Frohe Ostern

Equinoctial greetings earthlings!

The equinox represents the biannual moment at which everywhere on Earth is experiencing days and nights of the same length. A moment of global unity therefore.

In Europe it represents the beginning of spring and the feast of Ostara which became Easter. Perhaps you did not know it, but Easter falls on the first Sunday following the first full moon which follows the spring equinox – a very strange formula to celebrate the anniversary of a supposedly historical event. The symbolism of going into the tomb, dying and rising again is an ancient one in Euro-Mediterranean mythology, explored at length in Frazer’s Golden Bough

Ostara was Eos/Aurora, Ushas in the Vedas, Zora in Old Slavonic, the Indo-European goddess of the dawn, worshipped still as Aušrinė in Lithuanian folk religion. Her name is cognate with “east”, the direction of the rising sun, as found in the names of the Ostrogoths and of Austria, as well as with aurum, the Latin word for “gold”. In fact her origins are certainly pre-Indo-European.
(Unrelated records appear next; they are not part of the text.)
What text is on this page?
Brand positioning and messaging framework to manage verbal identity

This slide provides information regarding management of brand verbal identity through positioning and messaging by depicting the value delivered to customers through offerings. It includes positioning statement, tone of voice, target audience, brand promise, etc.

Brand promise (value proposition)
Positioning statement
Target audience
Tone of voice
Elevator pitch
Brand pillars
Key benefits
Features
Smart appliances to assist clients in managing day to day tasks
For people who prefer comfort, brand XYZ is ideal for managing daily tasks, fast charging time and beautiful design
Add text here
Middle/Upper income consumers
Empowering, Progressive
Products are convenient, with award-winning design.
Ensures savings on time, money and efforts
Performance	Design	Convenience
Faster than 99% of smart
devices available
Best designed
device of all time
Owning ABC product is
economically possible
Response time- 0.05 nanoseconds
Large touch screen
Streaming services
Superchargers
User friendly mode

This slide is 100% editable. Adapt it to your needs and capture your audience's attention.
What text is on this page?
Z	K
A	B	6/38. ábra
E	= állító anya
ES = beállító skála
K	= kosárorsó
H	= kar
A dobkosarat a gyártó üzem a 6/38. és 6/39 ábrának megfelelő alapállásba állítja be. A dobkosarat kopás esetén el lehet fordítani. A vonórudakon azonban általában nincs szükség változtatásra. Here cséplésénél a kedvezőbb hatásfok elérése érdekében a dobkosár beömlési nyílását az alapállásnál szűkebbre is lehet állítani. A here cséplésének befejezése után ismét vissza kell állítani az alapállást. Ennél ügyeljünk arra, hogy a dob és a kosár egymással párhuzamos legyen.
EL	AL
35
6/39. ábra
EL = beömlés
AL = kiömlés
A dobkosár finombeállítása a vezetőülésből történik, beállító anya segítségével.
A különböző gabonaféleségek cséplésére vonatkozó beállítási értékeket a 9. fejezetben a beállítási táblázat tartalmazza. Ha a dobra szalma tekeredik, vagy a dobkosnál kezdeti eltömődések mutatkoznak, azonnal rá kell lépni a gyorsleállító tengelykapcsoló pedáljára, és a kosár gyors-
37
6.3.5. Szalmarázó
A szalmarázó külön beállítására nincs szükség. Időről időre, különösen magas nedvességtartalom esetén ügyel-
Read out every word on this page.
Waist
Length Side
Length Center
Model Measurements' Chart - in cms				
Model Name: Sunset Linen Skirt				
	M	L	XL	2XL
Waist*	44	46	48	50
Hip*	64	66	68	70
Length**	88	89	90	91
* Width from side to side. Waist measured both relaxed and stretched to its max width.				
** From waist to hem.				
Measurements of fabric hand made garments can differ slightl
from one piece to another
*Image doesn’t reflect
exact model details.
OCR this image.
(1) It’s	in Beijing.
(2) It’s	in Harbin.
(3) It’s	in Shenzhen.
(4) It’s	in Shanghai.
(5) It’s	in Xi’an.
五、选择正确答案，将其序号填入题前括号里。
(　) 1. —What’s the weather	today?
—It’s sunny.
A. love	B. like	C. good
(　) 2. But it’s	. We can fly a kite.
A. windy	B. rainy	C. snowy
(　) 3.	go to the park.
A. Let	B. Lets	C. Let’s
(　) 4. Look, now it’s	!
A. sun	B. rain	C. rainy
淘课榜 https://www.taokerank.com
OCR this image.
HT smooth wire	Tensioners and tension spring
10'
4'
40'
She is “consistently identified with dawn, revealing herself with the daily coming of light to the world, driving away oppressive darkness, chasing away evil demons, rousing all life, setting all things in motion, sending everyone off to do their duties“.[1] She is “the life of all living creatures, the impeller of action and breath, the foe of chaos and confusion, the auspicious arouser of cosmic and moral order called the Ṛta in Hinduism[2] better known to us as Tao or Dao and quite possibly linked to the Anglo-Saxon goddess Rheda, also attested by Bede and derived from the Indo-European word for “to flow” which gives Latvian rīts (“morning”) and in English, to rise. The rising is followed by the dawn and ushers in the sun in his fiery chariots. Even in Christian mythology, Christ is seen as the way and the light, symbolized by the widespread use of gold in Orthodox church design.

These facts of nature and its inherent, unchangeable characteristics inspire us in this season to celebrate life and new beginnings.